Prominent contributors have included Gustav Gröber, Wilhelm Meyer-Lübke, Karl Vossler, Antoine Meillet, Ramón Menéndez Pidal, Italo Calvino (as critic), Giulio Bertoni, Dante Isella, Ernst Robert Curtius, Marcel Proust (as object of study), Jules Basquin, Paul Zumthor, Roland Barthes (as critic cited), Pierre Bec, Federico Roncaglia, Leo Spitzer, H. J. Chaytor (as historian referenced), and Hermann Suchier. Editorial boards and guest editors have featured scholars affiliated with the University of Bologna, University of Salamanca, University of Lisbon, University of Geneva, and Université de Montréal. Contributors have often intersected with projects and personalities such as the Monumenta Germaniae Historica, the International Medieval Congress, the Société des Antiquaires, and the Accademia dei Lincei.
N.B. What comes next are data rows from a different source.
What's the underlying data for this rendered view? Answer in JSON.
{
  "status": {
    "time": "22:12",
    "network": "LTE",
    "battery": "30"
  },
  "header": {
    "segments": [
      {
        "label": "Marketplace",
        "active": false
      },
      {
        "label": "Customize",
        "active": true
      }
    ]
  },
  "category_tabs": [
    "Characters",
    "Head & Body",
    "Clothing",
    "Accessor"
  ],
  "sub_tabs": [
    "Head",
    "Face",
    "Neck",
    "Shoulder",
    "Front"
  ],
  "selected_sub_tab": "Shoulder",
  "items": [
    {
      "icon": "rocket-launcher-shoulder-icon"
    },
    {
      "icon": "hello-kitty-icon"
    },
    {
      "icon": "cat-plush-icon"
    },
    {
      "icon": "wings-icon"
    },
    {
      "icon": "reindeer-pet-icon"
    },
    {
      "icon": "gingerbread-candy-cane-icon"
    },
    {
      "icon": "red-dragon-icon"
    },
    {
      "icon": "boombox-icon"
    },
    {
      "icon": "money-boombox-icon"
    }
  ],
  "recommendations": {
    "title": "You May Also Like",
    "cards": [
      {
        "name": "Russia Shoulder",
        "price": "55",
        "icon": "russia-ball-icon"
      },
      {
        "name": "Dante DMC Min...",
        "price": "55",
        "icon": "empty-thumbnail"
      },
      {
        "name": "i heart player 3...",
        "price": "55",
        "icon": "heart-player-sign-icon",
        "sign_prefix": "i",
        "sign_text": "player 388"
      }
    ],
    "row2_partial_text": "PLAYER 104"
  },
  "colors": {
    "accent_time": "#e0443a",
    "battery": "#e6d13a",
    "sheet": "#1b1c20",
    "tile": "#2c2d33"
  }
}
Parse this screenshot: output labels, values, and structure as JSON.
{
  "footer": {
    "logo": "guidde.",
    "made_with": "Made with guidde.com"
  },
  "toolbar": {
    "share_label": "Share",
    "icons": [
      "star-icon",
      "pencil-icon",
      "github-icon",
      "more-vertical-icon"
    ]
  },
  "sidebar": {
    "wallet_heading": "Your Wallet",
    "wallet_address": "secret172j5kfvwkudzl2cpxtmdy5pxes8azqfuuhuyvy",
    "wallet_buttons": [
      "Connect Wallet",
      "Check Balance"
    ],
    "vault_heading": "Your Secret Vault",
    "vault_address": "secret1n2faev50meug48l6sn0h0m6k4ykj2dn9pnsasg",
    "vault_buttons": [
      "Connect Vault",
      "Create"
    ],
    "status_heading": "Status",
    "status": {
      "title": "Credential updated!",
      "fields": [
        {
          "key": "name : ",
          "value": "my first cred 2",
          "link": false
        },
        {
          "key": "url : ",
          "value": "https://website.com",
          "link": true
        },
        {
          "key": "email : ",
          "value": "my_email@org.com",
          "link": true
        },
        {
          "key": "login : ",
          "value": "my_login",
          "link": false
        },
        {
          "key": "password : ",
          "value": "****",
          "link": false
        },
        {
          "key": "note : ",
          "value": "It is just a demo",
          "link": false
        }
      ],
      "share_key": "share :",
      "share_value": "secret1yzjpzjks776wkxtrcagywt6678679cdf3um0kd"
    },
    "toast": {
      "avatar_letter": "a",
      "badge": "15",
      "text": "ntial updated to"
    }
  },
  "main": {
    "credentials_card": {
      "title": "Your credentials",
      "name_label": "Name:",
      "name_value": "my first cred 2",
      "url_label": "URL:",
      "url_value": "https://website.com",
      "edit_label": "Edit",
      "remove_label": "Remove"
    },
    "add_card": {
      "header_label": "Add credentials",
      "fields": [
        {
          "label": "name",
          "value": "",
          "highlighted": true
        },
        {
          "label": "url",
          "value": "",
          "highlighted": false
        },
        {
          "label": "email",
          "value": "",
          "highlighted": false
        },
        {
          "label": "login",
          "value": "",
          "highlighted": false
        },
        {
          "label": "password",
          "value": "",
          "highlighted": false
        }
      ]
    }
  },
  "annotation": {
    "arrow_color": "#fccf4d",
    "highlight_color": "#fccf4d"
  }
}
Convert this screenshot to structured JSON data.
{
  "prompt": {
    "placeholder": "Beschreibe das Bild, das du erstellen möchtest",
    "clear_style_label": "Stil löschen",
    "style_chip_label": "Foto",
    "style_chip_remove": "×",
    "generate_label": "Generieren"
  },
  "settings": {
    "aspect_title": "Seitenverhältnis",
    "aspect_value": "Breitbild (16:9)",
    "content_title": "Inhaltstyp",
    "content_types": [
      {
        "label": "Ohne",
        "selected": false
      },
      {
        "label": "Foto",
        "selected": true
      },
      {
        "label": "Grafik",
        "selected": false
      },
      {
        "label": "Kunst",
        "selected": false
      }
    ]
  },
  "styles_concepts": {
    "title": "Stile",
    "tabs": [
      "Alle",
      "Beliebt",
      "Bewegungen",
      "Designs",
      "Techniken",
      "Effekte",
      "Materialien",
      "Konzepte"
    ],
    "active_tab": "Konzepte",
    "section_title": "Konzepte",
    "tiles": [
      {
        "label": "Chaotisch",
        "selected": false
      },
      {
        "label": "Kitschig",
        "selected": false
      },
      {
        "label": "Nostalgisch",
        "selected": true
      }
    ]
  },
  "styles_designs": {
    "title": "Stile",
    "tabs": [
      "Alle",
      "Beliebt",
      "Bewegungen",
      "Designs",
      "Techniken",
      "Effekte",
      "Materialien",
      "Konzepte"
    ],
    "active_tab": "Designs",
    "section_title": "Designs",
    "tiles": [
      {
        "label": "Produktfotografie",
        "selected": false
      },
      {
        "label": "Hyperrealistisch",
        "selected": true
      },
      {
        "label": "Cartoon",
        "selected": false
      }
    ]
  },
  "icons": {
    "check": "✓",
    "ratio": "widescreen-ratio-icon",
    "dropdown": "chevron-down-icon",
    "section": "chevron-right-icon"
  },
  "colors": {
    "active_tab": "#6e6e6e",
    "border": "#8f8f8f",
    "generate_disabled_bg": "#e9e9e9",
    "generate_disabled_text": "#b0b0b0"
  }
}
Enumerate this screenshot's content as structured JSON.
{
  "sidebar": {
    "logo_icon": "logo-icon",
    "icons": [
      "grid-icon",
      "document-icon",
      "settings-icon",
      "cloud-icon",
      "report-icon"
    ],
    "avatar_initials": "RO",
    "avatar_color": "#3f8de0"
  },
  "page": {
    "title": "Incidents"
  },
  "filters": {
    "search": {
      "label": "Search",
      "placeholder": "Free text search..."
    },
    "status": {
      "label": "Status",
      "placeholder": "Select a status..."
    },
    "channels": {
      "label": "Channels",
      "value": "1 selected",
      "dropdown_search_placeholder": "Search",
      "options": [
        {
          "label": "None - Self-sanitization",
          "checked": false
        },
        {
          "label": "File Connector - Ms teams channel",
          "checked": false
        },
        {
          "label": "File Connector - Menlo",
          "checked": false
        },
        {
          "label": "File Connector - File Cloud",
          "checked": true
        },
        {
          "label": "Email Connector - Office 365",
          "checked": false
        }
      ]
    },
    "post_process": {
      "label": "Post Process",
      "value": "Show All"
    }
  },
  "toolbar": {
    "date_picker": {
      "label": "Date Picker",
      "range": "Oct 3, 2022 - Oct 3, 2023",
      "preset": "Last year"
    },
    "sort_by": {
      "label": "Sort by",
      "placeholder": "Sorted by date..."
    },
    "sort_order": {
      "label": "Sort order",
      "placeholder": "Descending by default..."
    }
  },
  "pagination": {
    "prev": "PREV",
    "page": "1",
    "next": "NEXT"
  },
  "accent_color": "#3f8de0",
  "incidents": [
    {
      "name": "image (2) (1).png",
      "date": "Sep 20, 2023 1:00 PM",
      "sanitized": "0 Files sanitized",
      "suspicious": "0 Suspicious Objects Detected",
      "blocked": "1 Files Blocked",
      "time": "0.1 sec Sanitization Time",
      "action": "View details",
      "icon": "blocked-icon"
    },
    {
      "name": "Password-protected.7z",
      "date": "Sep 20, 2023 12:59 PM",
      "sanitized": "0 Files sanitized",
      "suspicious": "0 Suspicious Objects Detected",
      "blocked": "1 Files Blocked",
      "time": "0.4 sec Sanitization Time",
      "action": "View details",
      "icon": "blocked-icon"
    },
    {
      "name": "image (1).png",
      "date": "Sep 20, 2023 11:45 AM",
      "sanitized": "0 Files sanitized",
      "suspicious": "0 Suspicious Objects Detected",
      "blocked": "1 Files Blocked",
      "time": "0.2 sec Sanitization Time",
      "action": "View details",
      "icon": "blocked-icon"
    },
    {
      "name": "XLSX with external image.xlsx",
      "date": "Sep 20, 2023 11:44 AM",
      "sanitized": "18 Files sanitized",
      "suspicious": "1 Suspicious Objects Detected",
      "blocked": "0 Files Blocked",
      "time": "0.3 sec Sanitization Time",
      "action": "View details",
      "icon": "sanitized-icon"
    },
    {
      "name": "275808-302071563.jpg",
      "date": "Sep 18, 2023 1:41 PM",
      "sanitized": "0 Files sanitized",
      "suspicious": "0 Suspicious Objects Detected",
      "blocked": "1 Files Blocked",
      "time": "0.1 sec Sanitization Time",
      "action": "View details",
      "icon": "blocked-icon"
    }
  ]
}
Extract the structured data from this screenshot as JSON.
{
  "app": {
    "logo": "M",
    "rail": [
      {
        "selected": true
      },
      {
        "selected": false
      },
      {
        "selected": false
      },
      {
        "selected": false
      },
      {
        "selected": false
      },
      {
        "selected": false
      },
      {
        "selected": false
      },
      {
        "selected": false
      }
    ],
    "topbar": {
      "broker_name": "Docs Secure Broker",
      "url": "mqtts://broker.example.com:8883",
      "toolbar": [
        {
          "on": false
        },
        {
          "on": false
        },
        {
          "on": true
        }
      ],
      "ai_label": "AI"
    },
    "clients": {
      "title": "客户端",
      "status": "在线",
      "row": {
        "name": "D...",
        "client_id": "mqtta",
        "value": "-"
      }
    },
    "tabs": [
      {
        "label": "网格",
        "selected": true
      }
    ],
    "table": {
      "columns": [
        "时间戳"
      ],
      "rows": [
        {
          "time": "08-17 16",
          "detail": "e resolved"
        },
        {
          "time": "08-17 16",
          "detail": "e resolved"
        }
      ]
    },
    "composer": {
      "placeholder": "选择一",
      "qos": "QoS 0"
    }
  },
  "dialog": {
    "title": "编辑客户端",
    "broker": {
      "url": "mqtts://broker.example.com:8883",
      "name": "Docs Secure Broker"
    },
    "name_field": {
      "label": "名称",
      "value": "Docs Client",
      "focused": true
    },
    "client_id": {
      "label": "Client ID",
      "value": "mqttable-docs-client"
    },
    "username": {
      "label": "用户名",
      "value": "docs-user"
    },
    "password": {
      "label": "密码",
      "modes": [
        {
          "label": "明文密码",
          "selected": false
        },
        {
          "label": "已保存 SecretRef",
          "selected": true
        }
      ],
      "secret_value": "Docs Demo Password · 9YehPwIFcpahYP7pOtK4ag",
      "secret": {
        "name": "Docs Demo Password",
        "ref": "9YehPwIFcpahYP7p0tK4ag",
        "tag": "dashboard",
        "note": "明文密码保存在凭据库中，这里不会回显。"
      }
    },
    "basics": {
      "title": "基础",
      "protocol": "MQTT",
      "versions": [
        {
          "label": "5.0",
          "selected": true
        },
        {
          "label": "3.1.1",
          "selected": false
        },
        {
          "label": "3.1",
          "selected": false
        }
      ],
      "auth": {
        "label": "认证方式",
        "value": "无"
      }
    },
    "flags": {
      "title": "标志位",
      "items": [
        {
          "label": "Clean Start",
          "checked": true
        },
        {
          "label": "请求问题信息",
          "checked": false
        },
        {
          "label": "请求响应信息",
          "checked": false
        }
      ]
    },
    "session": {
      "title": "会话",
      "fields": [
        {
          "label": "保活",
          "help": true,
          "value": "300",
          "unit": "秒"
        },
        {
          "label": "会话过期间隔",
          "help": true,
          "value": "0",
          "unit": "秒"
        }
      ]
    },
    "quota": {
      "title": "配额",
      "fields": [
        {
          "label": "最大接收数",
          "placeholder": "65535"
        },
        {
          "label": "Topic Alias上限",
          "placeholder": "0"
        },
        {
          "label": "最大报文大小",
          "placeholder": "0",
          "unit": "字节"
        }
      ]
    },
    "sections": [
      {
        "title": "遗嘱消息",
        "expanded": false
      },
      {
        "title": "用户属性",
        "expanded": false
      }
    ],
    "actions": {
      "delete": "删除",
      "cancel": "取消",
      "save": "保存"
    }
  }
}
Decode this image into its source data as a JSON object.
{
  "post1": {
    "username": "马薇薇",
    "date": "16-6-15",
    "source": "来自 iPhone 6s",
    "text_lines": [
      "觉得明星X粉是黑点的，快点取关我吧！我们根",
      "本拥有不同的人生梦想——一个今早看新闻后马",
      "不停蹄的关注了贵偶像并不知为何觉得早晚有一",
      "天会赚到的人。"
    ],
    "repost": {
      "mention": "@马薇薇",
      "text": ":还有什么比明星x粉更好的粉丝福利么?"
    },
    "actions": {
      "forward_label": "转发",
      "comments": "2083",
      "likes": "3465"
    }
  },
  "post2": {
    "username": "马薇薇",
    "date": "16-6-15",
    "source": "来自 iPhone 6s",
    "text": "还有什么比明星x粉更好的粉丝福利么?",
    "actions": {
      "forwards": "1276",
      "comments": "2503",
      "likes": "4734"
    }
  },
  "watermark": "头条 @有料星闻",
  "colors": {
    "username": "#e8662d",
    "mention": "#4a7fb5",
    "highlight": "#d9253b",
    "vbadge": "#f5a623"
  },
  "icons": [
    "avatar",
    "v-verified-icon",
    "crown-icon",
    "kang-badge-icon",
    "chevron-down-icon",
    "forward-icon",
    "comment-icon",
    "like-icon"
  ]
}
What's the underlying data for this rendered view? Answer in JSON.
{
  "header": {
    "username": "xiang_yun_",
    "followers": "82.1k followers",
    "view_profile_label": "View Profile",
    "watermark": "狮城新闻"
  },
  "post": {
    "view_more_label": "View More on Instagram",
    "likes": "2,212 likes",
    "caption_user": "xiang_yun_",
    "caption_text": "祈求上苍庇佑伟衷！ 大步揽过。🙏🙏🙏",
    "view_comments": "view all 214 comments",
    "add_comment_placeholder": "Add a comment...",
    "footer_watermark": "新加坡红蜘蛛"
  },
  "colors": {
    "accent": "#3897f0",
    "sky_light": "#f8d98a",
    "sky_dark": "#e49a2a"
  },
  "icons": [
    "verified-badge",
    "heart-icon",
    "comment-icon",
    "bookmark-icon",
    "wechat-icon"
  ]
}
The journal has influenced generations of Romance philologists and medievalists, shaping debates involving figures like Dante, Petrarch, Boccaccio, Chrétien de Troyes, Marie de France, Ramon Llull, Garcilaso de la Vega, Luis de Góngora, and Lope de Vega. Its editions and critical studies have been cited alongside works by Ferdinand de Saussure, Jacob Grimm, Wilhelm von Humboldt, and Émile Durkheim in historiographies of language and literature. Reception in scholarly communities across Paris, Madrid, Rome, Vienna, Zurich, and New York has been reflected in citations in periodicals such as Revue de philologie, Modern Language Notes, Hispanic Review, and Romance Philology. The journal’s role in preserving and transmitting manuscript scholarship has also intersected with archival institutions including the Archivo General de la Nación (Mexico), the Biblioteca Nacional de Portugal, and the Vatican Library.
Indexed in national and international bibliographies and library catalogues, the journal appears in holdings of the British Library, Bibliothèque nationale de France, Bayerische Staatsbibliothek, Österreichische Nationalbibliothek, Real Academia Española, and the Library of Congress. Its contents are catalogued in databases and bibliographies alongside entries for journals like Philologische Studien, Zeitschrift für Romanische Philologie, and Revue des langues romanes. Physical volumes and monographic supplements are available through university libraries at Harvard, Yale, Princeton, Columbia, Universidad Complutense, Università di Pisa, and the École Normale Supérieure, while microfilm and digitized scans exist in the collections of the HathiTrust, JSTOR (where applicable), and Gallica collections maintained by national libraries.